School of Medicine researchers have identified a previously unsuspected response by mouse heart muscle cells to fasting conditions: the cells’ power generators, the mitochondria, appear to remodel and consume extra internal walls or membranes in an effort to supply energy to the rest of the cell.
Partially consumed are the specialized internal membranes mitochondria use to generate energy-rich compounds for the cell, making the mitochondrial strategy appear to create more problems than it might solve. Nevertheless, the response appears to help maintain healthy heart function throughout caloric restriction.
“It is likely that the changes in the membranes make the mitochondria more energy efficient and serve as an adaptation to nutritional deprivation in mammals,” said Richard Gross, M.D., Ph.D., senior author and professor of medicine and director of the Division of Bioorganic Chemistry and Molecular Pharmacology in the Department of Medicine.
The findings, scheduled to be reported in an upcoming issue of the journal Biochemistry and now available through advance online publication, may have implications for human cardiovascular health.
In its studies of mouse heart muscle, the research team found levels of two members of a class of lipids (fatty molecules) called phospholipids fell dramatically when food was withheld. For one type of phospholipid, levels decreased by 20 percent after only four hours of fasting; and for the other, levels dropped a remarkable 40 percent after 12 hours of fasting.
The changes in phospholipids occurred mainly in the mitochondria, which are highly abundant in heart muscle cells and account for most of the phospholipid content of the cells. Mitochondria serve to break down many types of fats to produce the high-energy cellular fuel ATP, which is essential for a multitude of cellular processes, including the regular contraction of the heart muscle.
“What we measured was a massive change in heart lipid composition,” Gross said. “In part, it confirms what science has come to recognize — mitochondria are quite dynamic and change shape in response to nutritional and hormonal cues. But we are the first to report that mitochondria essentially remodel their own membranes, and thereby their physical properties, by dynamically altering their use of phospholipids.”
A phospholipid decrease of the magnitude reported is all the more surprising because phospholipids comprise essential components of all cellular membranes and have previously been thought to be preserved except in cases of extreme starvation.
The researchers’ data also reveals that after feeding resumes, the phospholipid levels in heart muscle cells rise back to normal levels, indicating that mitochondria readily rebuild their membranes.
During this recovery period, another class of lipid, triglyceride, a common source of energy for many types of cells, peaks high above its normal level in heart muscle cells.
“The rise of triglyceride isn’t easily explained by nutritional conditions, because after feeding resumes, the heart shouldn’t need to increase its levels of fats,” Gross said. “It’s as if the heart retains a memory of deprivation and doesn’t want to get caught unprepared again.”
The next step for the research team will be to study the changes in shape and structure of mitochondria and to relate these to changes to lipid metabolism.
The response by heart mitochondria might lend a partial explanation to a pattern discerned in studies of ischemic heart patients, who have restricted blood flow to the heart.
“While we have to be careful in drawing definitive parallels between mouse lipid dynamics and human lipid dynamics, it is interesting to note that the majority of sudden death in ischemic heart patients occurs in the early morning hours when people have typically had a long fast and are subject to a vast array of hormonal influences during the sleep-wake cycle,” Gross said.

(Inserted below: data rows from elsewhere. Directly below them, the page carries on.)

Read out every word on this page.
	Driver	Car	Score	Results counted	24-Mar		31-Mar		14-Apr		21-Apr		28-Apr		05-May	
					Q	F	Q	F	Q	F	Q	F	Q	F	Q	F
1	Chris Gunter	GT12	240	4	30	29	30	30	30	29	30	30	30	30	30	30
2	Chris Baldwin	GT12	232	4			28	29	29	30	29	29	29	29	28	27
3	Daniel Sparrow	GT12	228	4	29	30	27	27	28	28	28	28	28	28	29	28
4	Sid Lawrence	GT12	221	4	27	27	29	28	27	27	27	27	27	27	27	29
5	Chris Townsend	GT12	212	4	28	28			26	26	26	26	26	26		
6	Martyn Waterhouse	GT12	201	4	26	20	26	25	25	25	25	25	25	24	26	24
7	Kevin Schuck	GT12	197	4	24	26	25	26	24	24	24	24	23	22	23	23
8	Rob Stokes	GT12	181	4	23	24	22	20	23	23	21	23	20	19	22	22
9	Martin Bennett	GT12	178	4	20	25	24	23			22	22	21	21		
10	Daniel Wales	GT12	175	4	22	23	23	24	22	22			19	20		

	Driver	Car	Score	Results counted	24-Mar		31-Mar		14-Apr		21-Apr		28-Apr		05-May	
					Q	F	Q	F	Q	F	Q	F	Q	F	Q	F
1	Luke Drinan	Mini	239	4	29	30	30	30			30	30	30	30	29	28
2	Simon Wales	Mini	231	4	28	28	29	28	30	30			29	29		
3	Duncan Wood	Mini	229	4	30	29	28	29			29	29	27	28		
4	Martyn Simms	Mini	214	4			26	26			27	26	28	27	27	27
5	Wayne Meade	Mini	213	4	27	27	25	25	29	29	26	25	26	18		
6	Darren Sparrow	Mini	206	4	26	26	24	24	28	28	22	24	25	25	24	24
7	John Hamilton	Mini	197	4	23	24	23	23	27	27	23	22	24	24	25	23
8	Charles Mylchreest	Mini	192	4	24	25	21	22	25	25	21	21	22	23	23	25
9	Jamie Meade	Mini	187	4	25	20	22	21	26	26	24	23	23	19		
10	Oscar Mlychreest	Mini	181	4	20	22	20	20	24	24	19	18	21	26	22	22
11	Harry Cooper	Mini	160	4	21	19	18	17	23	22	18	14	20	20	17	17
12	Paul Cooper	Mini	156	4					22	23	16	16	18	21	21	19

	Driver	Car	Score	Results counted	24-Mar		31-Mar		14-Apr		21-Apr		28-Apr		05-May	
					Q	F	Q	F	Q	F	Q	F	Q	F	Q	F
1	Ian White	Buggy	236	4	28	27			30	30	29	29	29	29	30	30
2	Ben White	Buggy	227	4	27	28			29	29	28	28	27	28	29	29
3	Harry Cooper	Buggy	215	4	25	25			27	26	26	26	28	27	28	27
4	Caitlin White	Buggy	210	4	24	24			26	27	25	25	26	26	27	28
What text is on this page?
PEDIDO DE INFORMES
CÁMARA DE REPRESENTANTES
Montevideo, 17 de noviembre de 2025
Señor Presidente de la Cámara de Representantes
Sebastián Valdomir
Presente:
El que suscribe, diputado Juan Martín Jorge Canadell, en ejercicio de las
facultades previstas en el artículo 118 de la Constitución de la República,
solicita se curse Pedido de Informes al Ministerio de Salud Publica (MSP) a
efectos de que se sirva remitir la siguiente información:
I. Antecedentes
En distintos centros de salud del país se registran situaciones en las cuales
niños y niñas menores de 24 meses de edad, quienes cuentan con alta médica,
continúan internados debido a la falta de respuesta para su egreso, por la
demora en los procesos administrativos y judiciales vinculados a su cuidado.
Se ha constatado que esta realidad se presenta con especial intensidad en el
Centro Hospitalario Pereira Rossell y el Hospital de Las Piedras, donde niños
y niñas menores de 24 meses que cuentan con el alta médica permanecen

“The alterations in heart muscle energy utilization during fasting may setup a deleterious situation in the hearts of ischemic heart patients.”
The research team uncovered the fluctuations in cellular lipids through an innovative new technology it developed called “shotgun lipidomics.” As the name suggests, in comparison to other techniques, shotgun lipidomics has the speed and coverage of a shotgun blast. From a simple one-step extraction of lipids in tissues, the team can obtain in minutes highly accurate measurements of the various cellular lipids, which previously have been notoriously fragile, time-consuming to analyze and hard to quantify.
“Through the efforts of people in our division like Xianlin Han, who has worked hard to perfect the technology, we have been able to open up fresh avenues of investigation using shotgun lipidomics,” Gross said.